Stephen Covey'in "En büyük iletişim sorunu, anlamak için dinlemememizdir. Cevap vermek için dinliyoruz." sözü, modern iletişimin en temel problemlerinden birini derinlemesine ele alıyor. Bu ifade, sadece bireysel ilişkilerde değil, profesyonel ve toplumsal iletişimde de önemli bir yer tutar. Peki, neden çoğu zaman dinlemek yerine sadece cevap vermeye odaklanıyoruz ve bu alışkanlık nasıl iletişimimizi olumsuz etkiliyor?
Söyleyecek çok şeyiniz olsa da, bazen cevap vermemek en iyisidir.

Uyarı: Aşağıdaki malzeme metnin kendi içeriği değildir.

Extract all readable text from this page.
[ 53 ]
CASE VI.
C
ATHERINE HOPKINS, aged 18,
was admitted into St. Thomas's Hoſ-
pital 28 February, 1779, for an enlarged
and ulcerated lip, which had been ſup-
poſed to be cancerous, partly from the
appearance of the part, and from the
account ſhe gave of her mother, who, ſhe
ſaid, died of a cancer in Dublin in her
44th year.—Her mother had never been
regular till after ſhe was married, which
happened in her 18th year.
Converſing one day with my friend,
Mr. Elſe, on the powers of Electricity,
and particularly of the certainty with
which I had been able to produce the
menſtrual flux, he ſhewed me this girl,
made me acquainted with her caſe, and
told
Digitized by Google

Sessizlikte, bir dikkat dağıtıcı olmadan, dinlediğinizde insanlar saygı duyulduğunu ve takdir edildiğini hissederler.
Düşüncelerimizi susturmak ve başka birinin ne dediğini gerçekten duymak çaba gerektirir. Kontrol edemediğimiz değişkenlere odaklanmak yerine, dinlemek gibi kontrol edebileceğiniz şeylere odaklanmalıyız.

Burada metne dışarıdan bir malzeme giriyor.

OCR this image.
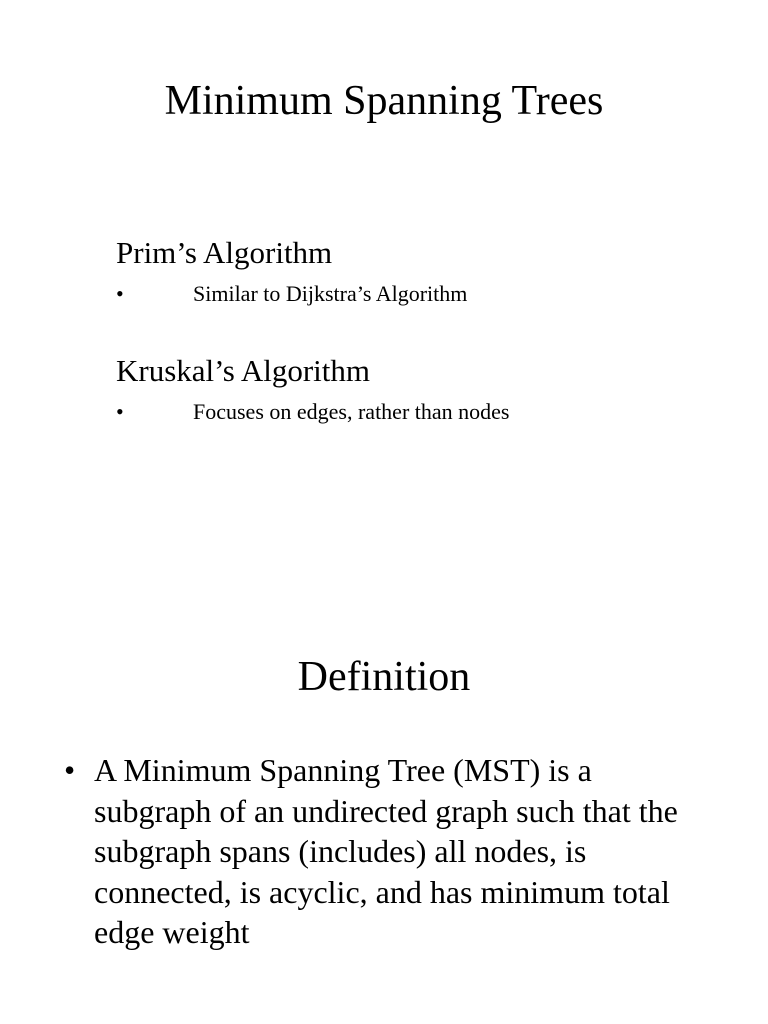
Minimum Spanning Trees
Prim’s Algorithm
•	Similar to Dijkstra’s Algorithm
Kruskal’s Algorithm
•	Focuses on edges, rather than nodes
Definition
• A Minimum Spanning Tree (MST) is a subgraph of an undirected graph such that the subgraph spans (includes) all nodes, is connected, is acyclic, and has minimum total edge weight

Cevap Vermek İçin Dinlemenin Sonuçları
İnsanlar genellikle bir konuşma sırasında, karşı tarafı anlamak yerine, nasıl cevap vereceklerine odaklanır. Bu, birkaç olumsuz sonuca yol açabilir:
Yüzeysel Anlama: Konuşmanın esas noktasını kaçırmak ve dolayısıyla karşı tarafın gerçek düşüncelerini ve duygularını anlamamak.

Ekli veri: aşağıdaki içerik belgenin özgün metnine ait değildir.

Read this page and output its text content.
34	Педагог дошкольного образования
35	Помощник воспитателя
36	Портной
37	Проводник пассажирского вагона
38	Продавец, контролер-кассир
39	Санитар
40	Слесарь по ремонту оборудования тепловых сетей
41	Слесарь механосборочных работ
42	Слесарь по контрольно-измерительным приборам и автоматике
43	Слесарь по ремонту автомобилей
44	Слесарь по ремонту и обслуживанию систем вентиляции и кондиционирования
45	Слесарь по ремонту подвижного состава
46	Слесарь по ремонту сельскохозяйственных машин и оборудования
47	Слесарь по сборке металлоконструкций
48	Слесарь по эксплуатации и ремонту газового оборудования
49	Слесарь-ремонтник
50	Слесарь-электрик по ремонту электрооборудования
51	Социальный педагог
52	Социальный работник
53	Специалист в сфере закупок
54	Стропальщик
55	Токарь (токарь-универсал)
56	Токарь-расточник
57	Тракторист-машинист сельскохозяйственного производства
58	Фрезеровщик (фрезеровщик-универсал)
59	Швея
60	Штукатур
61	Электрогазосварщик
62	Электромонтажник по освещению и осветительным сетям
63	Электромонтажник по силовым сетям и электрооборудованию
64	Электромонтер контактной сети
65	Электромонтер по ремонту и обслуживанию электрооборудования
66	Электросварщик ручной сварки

Yanlış Anlamalar: Dinlemenin yetersizliği, yanlış anlamalara ve bu nedenle çatışmalara yol açabilir.
Empati Eksikliği: Karşı tarafın hislerine ve perspektifine yeterince dikkat edilmemesi, empati kurmayı zorlaştırır ve ilişkileri zedeler.
Bağ Kuramama: Dinlenmediğini hisseden birey, duygusal ve psikolojik olarak uzaklaşabilir, bu da ilişkilerin sağlam temellere oturmasını engeller.
Anlamak İçin Dinlemenin Önemi
Covey'in vurguladığı gibi, anlamak için dinlemek, sağlıklı ve etkili iletişimin temelidir. Bu tür bir dinleme şekli, şu avantajları sağlar:
Derin Anlama: Karşı tarafın mesajını tam anlamıyla kavrayabilme ve onun bakış açısını gerçek anlamda görebilme.
Güven İnşası: Dinlendiğini hisseden insanlar, karşısındaki kişiye daha fazla güvenir ve daha açık iletişim kurar.
Empati ve Bağ Kurma: Gerçekten anlamak için dinlemek, empati kurmayı kolaylaştırır ve bu da daha güçlü ve anlamlı ilişkiler oluşturur.
Sorun Çözme: Doğru ve derinlemesine anlaşılan problemler, daha etkili ve kalıcı çözümler bulunmasını sağlar.
Anlamak İçin Nasıl Dinleriz?
Anlamak için dinlemek, bilinçli bir çaba gerektirir. İşte bu beceriyi geliştirmek için bazı stratejiler:
Aktif Dinleme: Konuşurken göz teması kurmak, başını sallamak gibi aktif dinleme işaretleri kullanmak. Bu, karşı tarafa gerçekten dinlendiğini hissettirir.
Empatik Dinleme: Karşı tarafın duygularını ve düşüncelerini anlamaya çalışmak, onların yerinde olsaydık nasıl hissedeceğimizi düşünmek.
Soru Sormak: Anlamadığınız noktaları netleştirmek için sorular sormak. Bu, karşınızdaki kişinin mesajını tam olarak anlamanıza yardımcı olur.
Yargısız Dinleme: Ön yargılarınızı bir kenara bırakarak, karşı tarafın söylediklerini tarafsız bir şekilde dinlemek.
Geri Bildirim: Karşı tarafa anladığınızı göstermek için geri bildirim vermek. Bu, "Söylediklerinden anladığım kadarıyla..." gibi ifadelerle yapılabilir.
Stephen Covey'in sözünde belirttiği gibi, anlamak için dinlememek, iletişimdeki en büyük sorunlardan biridir. Bu sorunun üstesinden gelmek için bilinçli bir çaba göstermemiz ve dinleme alışkanlıklarımızı yeniden gözden geçirmemiz gerekir. Anlamak için dinlediğimizde, sadece daha sağlıklı ve güçlü ilişkiler kurmakla kalmaz, aynı zamanda toplumsal ve profesyonel yaşamda da daha etkili ve başarılı oluruz.